Простите мне эту злую шутку, моя дорогая, и дайте еще сигарету. Вы видите, эту историю не получается рассказать, не отвлекаясь: итак, я угадал в этой женщине чуткость и тонкую нервную организацию; к тому же она была лишена сентиментальности и достаточно опытна, чтобы борьба была небезопасной. Потому что, дражайшая сударыня, это поединок нервов и темперамента, и, если побеждает темперамент, ты пропал. А у меня темперамент…
Я часто видел ее за чаем и довольно быстро почувствовал тот нервный трепет, который предшествует наэлектризованности.
Потом зазвенели чашки, заискрились намеки, началась словесная дуэль. Я уже получил определенное преимущество. Когда остроумный, как эпиграмма, разговор на общие темы дрожал в неустойчивом равновесии, я неожиданно в смелом повороте сделал выпад, к которому она оказалась не готова, он сбил ее с толку, и я возликовал. Затем я поцеловал ей руку и удалился.
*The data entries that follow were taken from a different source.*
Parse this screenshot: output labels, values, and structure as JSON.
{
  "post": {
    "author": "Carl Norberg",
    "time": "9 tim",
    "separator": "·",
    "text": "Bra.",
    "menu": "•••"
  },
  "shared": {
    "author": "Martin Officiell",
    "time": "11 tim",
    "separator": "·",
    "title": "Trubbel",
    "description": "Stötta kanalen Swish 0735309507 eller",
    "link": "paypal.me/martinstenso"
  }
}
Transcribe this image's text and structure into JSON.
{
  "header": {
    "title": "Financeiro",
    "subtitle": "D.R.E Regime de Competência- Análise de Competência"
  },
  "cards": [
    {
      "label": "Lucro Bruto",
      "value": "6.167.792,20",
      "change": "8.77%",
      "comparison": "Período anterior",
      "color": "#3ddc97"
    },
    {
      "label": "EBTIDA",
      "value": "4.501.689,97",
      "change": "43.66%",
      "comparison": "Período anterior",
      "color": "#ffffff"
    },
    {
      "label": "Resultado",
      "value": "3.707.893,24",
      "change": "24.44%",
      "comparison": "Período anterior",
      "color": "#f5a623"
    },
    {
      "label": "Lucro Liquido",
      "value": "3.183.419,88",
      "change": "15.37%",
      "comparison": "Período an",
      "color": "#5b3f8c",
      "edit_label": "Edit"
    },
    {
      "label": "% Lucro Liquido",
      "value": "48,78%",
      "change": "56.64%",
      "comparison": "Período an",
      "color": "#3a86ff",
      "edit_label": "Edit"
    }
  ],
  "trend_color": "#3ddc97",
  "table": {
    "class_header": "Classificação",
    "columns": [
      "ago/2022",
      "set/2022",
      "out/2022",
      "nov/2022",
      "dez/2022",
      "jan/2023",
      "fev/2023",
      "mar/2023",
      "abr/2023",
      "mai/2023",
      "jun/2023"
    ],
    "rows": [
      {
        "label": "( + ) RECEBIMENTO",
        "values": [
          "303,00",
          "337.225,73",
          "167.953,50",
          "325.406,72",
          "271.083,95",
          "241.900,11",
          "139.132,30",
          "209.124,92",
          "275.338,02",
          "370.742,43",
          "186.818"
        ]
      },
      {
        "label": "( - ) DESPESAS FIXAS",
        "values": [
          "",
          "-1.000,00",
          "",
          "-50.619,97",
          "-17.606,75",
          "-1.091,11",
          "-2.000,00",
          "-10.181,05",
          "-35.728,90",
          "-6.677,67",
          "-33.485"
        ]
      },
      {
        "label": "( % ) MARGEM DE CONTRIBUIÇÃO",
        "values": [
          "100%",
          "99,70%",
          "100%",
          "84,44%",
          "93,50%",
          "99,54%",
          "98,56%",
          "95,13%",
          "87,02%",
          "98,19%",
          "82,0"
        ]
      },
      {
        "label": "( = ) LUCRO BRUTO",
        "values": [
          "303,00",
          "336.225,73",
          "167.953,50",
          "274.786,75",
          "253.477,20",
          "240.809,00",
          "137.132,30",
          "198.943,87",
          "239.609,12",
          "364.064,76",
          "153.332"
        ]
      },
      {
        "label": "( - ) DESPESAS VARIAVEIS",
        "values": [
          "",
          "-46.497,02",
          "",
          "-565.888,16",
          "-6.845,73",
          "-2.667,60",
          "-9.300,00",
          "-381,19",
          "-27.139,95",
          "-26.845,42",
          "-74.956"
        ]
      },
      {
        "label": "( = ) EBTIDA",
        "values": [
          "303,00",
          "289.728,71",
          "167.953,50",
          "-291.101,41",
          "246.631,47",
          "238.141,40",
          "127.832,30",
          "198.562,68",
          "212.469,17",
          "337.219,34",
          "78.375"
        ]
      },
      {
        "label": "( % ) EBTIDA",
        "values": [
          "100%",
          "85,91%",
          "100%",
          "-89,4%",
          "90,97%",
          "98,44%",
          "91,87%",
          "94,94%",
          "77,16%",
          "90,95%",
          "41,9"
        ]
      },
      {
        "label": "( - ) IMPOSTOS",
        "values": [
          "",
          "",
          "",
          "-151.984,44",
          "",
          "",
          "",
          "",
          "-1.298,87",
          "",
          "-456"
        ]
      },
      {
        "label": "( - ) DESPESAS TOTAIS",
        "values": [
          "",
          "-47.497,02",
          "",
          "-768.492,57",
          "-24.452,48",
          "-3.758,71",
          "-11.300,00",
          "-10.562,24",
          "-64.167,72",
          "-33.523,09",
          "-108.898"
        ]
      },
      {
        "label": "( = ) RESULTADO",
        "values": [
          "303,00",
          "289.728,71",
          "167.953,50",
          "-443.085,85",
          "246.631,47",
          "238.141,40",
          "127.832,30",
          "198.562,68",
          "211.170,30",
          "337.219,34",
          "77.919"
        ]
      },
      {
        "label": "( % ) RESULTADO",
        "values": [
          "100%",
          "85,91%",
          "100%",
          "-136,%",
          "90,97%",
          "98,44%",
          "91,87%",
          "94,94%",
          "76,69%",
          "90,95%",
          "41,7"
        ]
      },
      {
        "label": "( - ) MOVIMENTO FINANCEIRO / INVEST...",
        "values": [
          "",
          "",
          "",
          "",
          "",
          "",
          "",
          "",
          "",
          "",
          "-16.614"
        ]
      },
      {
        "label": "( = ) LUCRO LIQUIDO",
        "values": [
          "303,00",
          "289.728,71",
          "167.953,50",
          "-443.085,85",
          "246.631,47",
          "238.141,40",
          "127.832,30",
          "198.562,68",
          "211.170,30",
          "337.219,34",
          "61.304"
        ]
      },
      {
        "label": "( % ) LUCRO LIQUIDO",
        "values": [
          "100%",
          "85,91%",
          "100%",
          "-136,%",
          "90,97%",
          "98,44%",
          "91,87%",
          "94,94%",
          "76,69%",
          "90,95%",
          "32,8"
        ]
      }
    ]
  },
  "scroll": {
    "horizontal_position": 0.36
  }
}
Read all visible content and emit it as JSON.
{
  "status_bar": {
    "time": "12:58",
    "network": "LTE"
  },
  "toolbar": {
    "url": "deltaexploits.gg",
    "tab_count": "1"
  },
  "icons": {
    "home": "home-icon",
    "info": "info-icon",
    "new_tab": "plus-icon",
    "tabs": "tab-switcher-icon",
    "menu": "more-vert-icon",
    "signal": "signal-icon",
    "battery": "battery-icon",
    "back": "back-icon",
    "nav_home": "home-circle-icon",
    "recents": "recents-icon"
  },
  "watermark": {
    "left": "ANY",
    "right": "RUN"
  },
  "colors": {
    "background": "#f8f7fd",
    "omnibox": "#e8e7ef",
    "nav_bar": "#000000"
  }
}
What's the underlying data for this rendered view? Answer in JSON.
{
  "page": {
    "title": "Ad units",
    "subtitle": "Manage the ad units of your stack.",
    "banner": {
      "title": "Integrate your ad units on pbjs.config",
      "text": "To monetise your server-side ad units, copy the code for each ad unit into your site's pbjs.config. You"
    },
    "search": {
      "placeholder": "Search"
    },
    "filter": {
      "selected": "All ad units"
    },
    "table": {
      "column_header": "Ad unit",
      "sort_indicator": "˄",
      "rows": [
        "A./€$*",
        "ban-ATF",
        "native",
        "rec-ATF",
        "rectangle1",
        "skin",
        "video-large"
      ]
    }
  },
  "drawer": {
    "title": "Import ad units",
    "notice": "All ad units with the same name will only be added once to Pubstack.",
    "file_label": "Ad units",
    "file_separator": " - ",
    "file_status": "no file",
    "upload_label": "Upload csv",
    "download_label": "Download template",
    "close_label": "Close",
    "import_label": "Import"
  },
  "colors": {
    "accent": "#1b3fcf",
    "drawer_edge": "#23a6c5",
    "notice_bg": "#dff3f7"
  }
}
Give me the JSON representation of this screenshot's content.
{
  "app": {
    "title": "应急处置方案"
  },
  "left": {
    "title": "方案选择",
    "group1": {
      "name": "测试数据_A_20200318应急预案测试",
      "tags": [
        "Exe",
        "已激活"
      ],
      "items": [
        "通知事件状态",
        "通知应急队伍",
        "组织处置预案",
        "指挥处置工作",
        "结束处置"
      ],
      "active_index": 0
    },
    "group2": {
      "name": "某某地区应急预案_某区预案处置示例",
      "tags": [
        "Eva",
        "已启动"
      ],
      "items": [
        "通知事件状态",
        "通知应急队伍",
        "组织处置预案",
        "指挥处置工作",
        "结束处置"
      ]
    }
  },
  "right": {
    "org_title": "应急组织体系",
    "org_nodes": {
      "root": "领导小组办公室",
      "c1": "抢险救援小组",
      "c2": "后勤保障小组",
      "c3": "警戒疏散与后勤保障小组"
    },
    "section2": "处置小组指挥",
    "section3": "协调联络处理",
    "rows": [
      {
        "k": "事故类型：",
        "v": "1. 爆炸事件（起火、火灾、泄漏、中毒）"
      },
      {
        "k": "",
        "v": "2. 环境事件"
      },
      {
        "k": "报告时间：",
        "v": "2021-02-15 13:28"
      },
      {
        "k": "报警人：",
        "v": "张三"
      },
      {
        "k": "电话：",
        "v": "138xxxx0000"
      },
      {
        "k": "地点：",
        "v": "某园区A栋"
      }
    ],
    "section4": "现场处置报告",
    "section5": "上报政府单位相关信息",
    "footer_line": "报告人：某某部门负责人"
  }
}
На следующий день она вооружилась остроумием до кончиков пальцев, искрилась и блистала, я время от времени вставлял какой-нибудь парадокс, раззадоривал ее и внезапно сделал мягкое, мальчишеское замечание, которое опять поставило ее в тупик.
Но и она уловила мое уязвимое место, ту черту моего характера, которая была меньше всех скрыта: темперамент.
Эта женщина была прекрасна. Одеяния чудно облегали ее колени, ибо она не носила платьев, она облачалась в одеяния. Наверное, в подколенной ямке билась голубая жилка, так белы были ее руки… Моя кровь начинала бурлить, когда я был рядом с ней. Я это скрывал. Она все равно это знала. Тогда я перестал это скрывать, чтобы не ослаблять своих позиций.
Мы танцевали. Она держала дистанцию, при которой мы едва касались друг друга, это сводило меня с ума. Я делал глупости, был нетерпелив, упускал шансы, пылко пытался исправиться, натыкался на сдержанную улыбку, запинался, замолкал…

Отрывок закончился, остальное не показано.